MOU Persatuan Guru Republik Indonesia (PGRI) dengan Mabes Polri tentang penanganan guru pelanggar kode etik ternyata belum berjalan. Padahal kesepakatan ini sudah diteken Januari. Kendala penerapan MoU itu adalah belum keluarnya petunjuk teknis (juknis) oleh Mabes Polri.
Ketua PB PGRI Sugito kemarin (18/11) mengatakan, MoU itu masih sebatas pondasi umum saja. \"Belum bisa diterapkan karena juknisnya atau SOP-nya (Standard Operational Procedure, red) belum ditetapkan polisi,\" kata dia.
Sehingga sejak Januari lalu masih banyak guru yang masih dipolisikan karena kesalahan-kesalahan sepele. Misalnya menghukum siswa dengan cara mencubit, memukul, atau membentak. Dia berharap praktek mempolisikan guru yang terlibat kasus-kasus seperti tadi tidak terjadi lagi tahun depan.
Menurut Sugito MoU itu harus segera bisa dijalankan. Caranya adalah dengan mempercepat pembahasan SOP penanganan pelanggaran kode etik guru antara PGRI dengan Mabes Polri. Dia mengatakan jika hari ini (19/11) tim dari PGRI akan bertemu tim dari Badan Reserse dan Kriminal (Bareskrim) Mabes Polri.
Dalam pertemuan ini, pihak PGRI mendesak supaya Polri segera menyetuji draft juknis penanganan guru yang bermasalah. Dengan demikian, jika ada guru yang melanggar kode etik tidak lagi dilaporkan wali murid kepada polisi. Sebaliknya akan dilaporkan ke Dewan Kehormatan Guru Indonesia (DKGI).

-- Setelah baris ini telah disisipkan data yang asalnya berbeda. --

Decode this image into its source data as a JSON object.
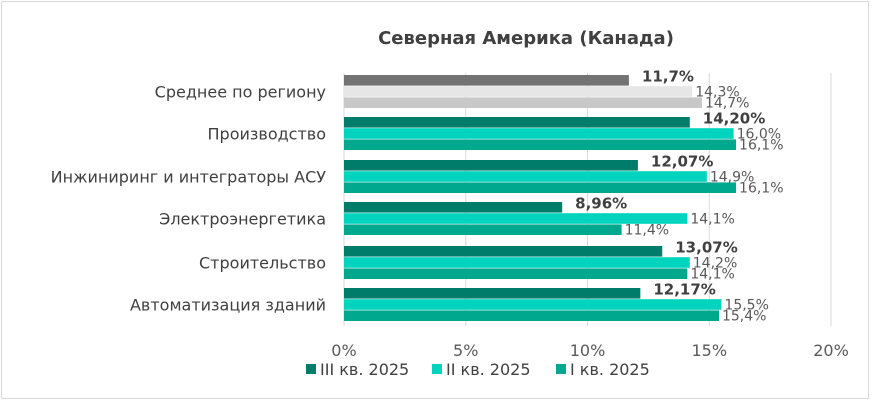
{
  "chart_data": {
    "type": "bar",
    "orientation": "horizontal",
    "title": "Северная Америка (Канада)",
    "xlabel": "",
    "ylabel": "",
    "xlim": [
      0,
      20
    ],
    "x_ticks": [
      "0%",
      "5%",
      "10%",
      "15%",
      "20%"
    ],
    "grid": true,
    "legend_position": "bottom",
    "categories": [
      "Среднее по региону",
      "Производство",
      "Инжиниринг и интеграторы АСУ",
      "Электроэнергетика",
      "Строительство",
      "Автоматизация зданий"
    ],
    "series": [
      {
        "name": "III кв. 2025",
        "values": [
          11.7,
          14.2,
          12.07,
          8.96,
          13.07,
          12.17
        ],
        "labels": [
          "11,7%",
          "14,20%",
          "12,07%",
          "8,96%",
          "13,07%",
          "12,17%"
        ]
      },
      {
        "name": "II кв. 2025",
        "values": [
          14.3,
          16.0,
          14.9,
          14.1,
          14.2,
          15.5
        ],
        "labels": [
          "14,3%",
          "16,0%",
          "14,9%",
          "14,1%",
          "14,2%",
          "15,5%"
        ]
      },
      {
        "name": "I кв. 2025",
        "values": [
          14.7,
          16.1,
          16.1,
          11.4,
          14.1,
          15.4
        ],
        "labels": [
          "14,7%",
          "16,1%",
          "16,1%",
          "11,4%",
          "14,1%",
          "15,4%"
        ]
      }
    ],
    "colors": {
      "series": [
        "#007c6b",
        "#00d4be",
        "#00a88e"
      ],
      "average_row": [
        "#737373",
        "#e6e6e6",
        "#c8c8c8"
      ],
      "grid": "#d9d9d9",
      "text": "#404040"
    }
  }
}
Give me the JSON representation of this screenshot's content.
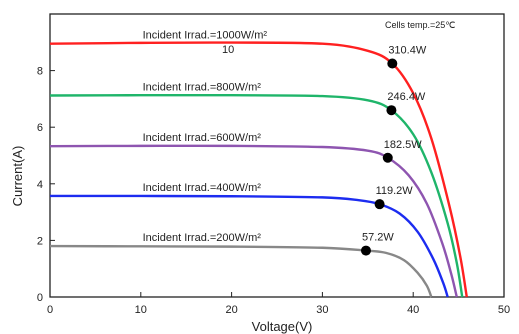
{
  "chart_data": {
    "type": "line",
    "title": "",
    "xlabel": "Voltage(V)",
    "ylabel": "Current(A)",
    "xlim": [
      0,
      50
    ],
    "ylim": [
      0,
      10
    ],
    "x_ticks": [
      0,
      10,
      20,
      30,
      40,
      50
    ],
    "y_ticks": [
      0,
      2,
      4,
      6,
      8
    ],
    "grid": false,
    "annotation": "Cells temp.=25℃",
    "stray_label": "10",
    "series": [
      {
        "name": "Incident Irrad.=1000W/m²",
        "color": "#ff2020",
        "points": [
          [
            0,
            8.95
          ],
          [
            10,
            8.98
          ],
          [
            20,
            8.99
          ],
          [
            30,
            8.95
          ],
          [
            35,
            8.7
          ],
          [
            37.7,
            8.25
          ],
          [
            40,
            7.2
          ],
          [
            42,
            5.6
          ],
          [
            44,
            3.2
          ],
          [
            45.2,
            1.4
          ],
          [
            45.9,
            0
          ]
        ],
        "mpp": {
          "x": 37.7,
          "y": 8.25,
          "label": "310.4W"
        }
      },
      {
        "name": "Incident Irrad.=800W/m²",
        "color": "#1fb56a",
        "points": [
          [
            0,
            7.12
          ],
          [
            10,
            7.13
          ],
          [
            20,
            7.13
          ],
          [
            30,
            7.1
          ],
          [
            35,
            6.95
          ],
          [
            37.6,
            6.6
          ],
          [
            40,
            5.75
          ],
          [
            42,
            4.4
          ],
          [
            43.8,
            2.6
          ],
          [
            44.8,
            1.2
          ],
          [
            45.4,
            0
          ]
        ],
        "mpp": {
          "x": 37.6,
          "y": 6.6,
          "label": "246.4W"
        }
      },
      {
        "name": "Incident Irrad.=600W/m²",
        "color": "#8e55b0",
        "points": [
          [
            0,
            5.33
          ],
          [
            10,
            5.34
          ],
          [
            20,
            5.34
          ],
          [
            30,
            5.3
          ],
          [
            35,
            5.17
          ],
          [
            37.2,
            4.92
          ],
          [
            39.5,
            4.3
          ],
          [
            41.5,
            3.3
          ],
          [
            43.2,
            1.9
          ],
          [
            44.2,
            0.8
          ],
          [
            44.8,
            0
          ]
        ],
        "mpp": {
          "x": 37.2,
          "y": 4.92,
          "label": "182.5W"
        }
      },
      {
        "name": "Incident Irrad.=400W/m²",
        "color": "#1c2cf0",
        "points": [
          [
            0,
            3.57
          ],
          [
            10,
            3.57
          ],
          [
            20,
            3.56
          ],
          [
            30,
            3.52
          ],
          [
            34,
            3.42
          ],
          [
            36.3,
            3.28
          ],
          [
            38.5,
            2.95
          ],
          [
            40.5,
            2.3
          ],
          [
            42.2,
            1.35
          ],
          [
            43.3,
            0.5
          ],
          [
            43.8,
            0
          ]
        ],
        "mpp": {
          "x": 36.3,
          "y": 3.28,
          "label": "119.2W"
        }
      },
      {
        "name": "Incident Irrad.=200W/m²",
        "color": "#888888",
        "points": [
          [
            0,
            1.8
          ],
          [
            10,
            1.79
          ],
          [
            20,
            1.78
          ],
          [
            30,
            1.74
          ],
          [
            34.8,
            1.64
          ],
          [
            37,
            1.56
          ],
          [
            39,
            1.3
          ],
          [
            40.5,
            0.85
          ],
          [
            41.5,
            0.4
          ],
          [
            42,
            0
          ]
        ],
        "mpp": {
          "x": 34.8,
          "y": 1.64,
          "label": "57.2W"
        }
      }
    ]
  }
}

Sugito menuturkan, dalam draf SOP penanganan guru bermasalah itu harus bisa dijalankan polisi di seluruh tingkatan. Diantaranya mulai dari Polsek, Polres, hingga Polda maupun Mabes Polri. \"Jangan sampai hanya berlaku di tingkat mabes saja. Tetapi di Polsek polisinya masih menerima aduan guru bermasalah,\" tutur Sugito.
Meski belum ditetapkan, ada sejumlah opsi terkait juknis penanganan guru nakal. Diantaranya adalah, pihak kepolisian tetap bisa menerima laporan tetapi selanjutnya berkasnya dilimpahkan ke DKGI. Proses berikutnya akan digarap sendiri oleh DKGI hingga penjatuhan sanksi melalui sidang kode etik.
Skenario tadi dikecualikan untuk kejahatan yang diluar kode etik guru. Misalnya ada guru yang menggunakan narkoba, mencuri, atau membunuh. \"Yang diatur dalam MoU ini adalah pelanggaran kode etik. Bukan pidana umum,\" tegas Sugito. Jika ada guru yang melanggar pidana umum, PGRI mempersilahkan polisi memproses seperti pada umumnya.
Sosialisasi aturan guru tidak bisa dipolisikan gara-gara pelanggaran kode etik it uterus dijalankan. Sugito mengatakan untuk sementara yang sudah dibagikan ke seluruh guru di daerah masih MoU antara PGRI dengan Mabes Polri. Jika hari ini draf SOP penanganan bersama guru bermasalah bisa ditetapkan, maka secepatnya akan disampaikan ke seluruh anggota PGRI di daerah. \"Pihak polisi juga harus menyampaikan SOP itu ke jajarannya hingga polsek-polsek,\" jelas Sugito.
Dia menuturkan jika target penetapan SOP penanganan guru nakal ini bisa tuntas sebelum hari guru yang jatuh setiap 25 November. Jika rencanan ini berjalan, penanganan baru terhadap guru nakal bisa menjadi kado istimewa di hari guru ke 67 tahun ini. Masyarakat tidak bisa lagi seenaknya mempolisikan guru.